Persepsiku sempat berfluktuasi. Menunjukkan gejala panas- dingin. Hingga klimaksnya, aku bertemu manusia nyaris sempurna. Kubilang dia kloningan Ganesha- George Harrison- Mahatma Gandhi. Maharesi yang meninggalkan segala kefanaan guna mencapai kesempurnaan batin. Darinya cakrawala terbentang, pengetahuan terbuka lebar. Aku menyembahnya bagai berhala. Menyebut namanya hingga nyaris gila. Aku fanatik, aku haus kecerdasan yang dia tumpahkan ke sekujur otakku. Dia memberiku kesenangan tak terjabarkan. Dialah sang Dopamine.

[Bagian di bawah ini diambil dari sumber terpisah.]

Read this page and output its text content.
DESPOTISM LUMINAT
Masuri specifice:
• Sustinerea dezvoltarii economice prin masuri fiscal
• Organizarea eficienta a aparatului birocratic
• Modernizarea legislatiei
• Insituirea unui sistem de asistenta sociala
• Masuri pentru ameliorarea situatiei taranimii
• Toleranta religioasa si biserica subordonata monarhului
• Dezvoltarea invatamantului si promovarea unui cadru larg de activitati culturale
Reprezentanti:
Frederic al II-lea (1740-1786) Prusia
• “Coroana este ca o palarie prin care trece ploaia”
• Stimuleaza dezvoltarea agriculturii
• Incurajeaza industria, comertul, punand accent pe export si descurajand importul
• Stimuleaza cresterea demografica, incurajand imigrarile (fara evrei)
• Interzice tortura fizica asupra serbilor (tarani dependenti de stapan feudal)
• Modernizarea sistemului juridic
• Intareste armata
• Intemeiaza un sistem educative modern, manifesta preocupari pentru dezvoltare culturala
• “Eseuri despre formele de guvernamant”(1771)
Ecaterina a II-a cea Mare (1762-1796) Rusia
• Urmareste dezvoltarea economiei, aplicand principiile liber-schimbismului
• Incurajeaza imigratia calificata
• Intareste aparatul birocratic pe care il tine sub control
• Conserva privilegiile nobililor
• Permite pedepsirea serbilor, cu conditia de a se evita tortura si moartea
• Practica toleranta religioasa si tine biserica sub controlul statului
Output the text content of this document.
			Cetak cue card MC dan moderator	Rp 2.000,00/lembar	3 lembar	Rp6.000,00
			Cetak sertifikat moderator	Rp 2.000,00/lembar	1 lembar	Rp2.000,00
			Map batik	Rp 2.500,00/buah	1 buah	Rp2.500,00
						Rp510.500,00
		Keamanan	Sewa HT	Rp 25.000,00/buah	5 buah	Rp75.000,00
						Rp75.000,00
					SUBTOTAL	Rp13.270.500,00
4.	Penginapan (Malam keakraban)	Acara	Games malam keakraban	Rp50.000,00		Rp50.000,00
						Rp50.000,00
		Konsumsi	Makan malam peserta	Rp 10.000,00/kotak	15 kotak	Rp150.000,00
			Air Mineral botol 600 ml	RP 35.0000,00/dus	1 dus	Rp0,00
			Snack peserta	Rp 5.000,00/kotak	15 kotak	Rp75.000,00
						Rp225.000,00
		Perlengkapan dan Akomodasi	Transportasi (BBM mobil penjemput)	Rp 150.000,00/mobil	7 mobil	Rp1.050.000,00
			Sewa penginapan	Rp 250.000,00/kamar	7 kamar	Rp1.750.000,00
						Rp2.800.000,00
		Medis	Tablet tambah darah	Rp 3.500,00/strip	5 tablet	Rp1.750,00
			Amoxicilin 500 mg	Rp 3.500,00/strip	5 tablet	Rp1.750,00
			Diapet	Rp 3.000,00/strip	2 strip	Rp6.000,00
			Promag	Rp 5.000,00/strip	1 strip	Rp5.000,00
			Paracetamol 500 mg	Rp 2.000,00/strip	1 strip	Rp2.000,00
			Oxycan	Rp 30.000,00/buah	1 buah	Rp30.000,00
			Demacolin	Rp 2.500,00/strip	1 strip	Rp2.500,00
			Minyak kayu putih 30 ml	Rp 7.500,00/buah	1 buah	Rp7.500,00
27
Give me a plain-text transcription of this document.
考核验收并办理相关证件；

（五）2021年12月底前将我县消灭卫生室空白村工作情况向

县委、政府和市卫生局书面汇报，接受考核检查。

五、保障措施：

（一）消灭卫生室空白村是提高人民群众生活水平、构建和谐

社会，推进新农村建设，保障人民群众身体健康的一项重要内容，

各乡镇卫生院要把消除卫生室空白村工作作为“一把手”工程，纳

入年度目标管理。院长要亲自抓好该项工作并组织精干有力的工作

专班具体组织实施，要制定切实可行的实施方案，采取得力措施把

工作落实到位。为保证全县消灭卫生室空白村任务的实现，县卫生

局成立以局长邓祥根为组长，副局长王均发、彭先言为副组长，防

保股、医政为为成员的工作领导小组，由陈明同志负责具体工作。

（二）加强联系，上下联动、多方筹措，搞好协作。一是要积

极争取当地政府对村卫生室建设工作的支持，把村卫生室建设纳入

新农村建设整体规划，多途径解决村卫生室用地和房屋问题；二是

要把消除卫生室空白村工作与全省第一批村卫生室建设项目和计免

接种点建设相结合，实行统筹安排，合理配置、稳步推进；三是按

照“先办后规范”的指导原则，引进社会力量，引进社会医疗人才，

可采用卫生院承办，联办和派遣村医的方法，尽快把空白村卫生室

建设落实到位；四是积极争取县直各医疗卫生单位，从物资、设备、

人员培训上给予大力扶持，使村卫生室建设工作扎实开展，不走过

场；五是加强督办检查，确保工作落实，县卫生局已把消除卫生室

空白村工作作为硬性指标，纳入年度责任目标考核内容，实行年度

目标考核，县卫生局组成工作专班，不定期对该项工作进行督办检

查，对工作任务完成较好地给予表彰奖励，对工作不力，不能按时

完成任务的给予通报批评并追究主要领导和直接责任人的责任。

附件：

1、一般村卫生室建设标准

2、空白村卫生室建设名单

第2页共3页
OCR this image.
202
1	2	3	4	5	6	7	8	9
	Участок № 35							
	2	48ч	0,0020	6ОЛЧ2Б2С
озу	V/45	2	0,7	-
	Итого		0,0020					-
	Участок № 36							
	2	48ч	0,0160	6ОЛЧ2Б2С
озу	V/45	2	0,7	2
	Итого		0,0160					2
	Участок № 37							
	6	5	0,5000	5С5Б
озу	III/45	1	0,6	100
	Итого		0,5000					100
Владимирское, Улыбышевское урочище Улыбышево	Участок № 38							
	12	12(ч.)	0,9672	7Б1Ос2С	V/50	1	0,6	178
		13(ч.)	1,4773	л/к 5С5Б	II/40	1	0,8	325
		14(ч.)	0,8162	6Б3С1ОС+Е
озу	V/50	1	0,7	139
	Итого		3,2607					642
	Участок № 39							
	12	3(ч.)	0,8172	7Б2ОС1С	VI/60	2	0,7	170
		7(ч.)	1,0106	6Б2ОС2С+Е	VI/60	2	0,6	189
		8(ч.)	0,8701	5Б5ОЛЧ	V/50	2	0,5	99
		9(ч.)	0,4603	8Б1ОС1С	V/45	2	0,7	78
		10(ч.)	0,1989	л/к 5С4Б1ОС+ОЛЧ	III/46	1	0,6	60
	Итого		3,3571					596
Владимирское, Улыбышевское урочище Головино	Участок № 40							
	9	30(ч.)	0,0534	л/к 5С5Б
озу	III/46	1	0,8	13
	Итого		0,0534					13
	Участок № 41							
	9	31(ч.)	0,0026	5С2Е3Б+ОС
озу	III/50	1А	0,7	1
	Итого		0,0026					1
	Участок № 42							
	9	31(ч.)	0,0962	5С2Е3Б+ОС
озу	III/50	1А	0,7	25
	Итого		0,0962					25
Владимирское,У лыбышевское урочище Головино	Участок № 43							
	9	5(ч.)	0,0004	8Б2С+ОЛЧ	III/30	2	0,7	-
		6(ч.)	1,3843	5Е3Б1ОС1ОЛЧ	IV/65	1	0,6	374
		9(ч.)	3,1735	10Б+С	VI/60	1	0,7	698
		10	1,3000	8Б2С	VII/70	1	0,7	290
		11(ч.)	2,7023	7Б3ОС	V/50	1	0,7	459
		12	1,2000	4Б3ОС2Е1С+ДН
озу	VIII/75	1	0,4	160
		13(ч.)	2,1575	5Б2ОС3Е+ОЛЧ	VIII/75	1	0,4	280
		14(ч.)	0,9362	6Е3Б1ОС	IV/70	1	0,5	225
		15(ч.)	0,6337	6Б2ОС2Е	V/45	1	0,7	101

Pleasure chemical, sosoknya menimbulkan kebahagiaan tiada tara. Tak ubah senyawa transmisi syaraf yang menyebarkan perasaan senang, lantas terekam oleh otak dan distimulasi secara berulang. Bukankah cinta itu klise? Bagaimana manusia terkoneksi menjadi amat ilmiah. Aku dan dia, terhubung karena mempunyai kemungkinan perbedaan genetik signifikan. Tapi dia itu dopamine! Dia membuncahkan neropinepherine yang membuatku berdebar saat bibir kami beradu. Menjadikan mukaku memerah. Suatu keadaan alogis yang teranalisis dengan sangat logis. Paradoks.
Bahwa rangkaian kata-katanya tentang cinta begitu kompleks, tidak sederhana.
Walaupun cinta tidak pernah terdeskripsi, setidaknya ini mewakili.
Nama penulisnya adalah Amnesti Marta.
Tidak banyak yang saya tahu tentangnya kecuali kalimat dalam profil blognya :
"belum sepenuhnya wanita, tetapi menolak untuk dianggap belia. kerap menjadi oposisi. masih mengorek tanah untuk mencari jalan tersembunyi menuju esensi hidup yg sesungguhnya."
Akun blognya aktif sejak januari 2010.
Yang paling saya sukai dari blog ini adalah bagaimana Amnesti Marta bertutur kata dalam tulisan, membuat saya berfikir mencari arti. Seorang teman yang merekomendasikan blog ini pada saya pada tahun 2010.
"Baca dit, kamu pasti suka tulisannya."
Lalu saya mengikuti setiap posting barunya, saya sebagai silent reader.
Tapi selalu ada rasa kagum, setiap kali saya membaca isi postingnya.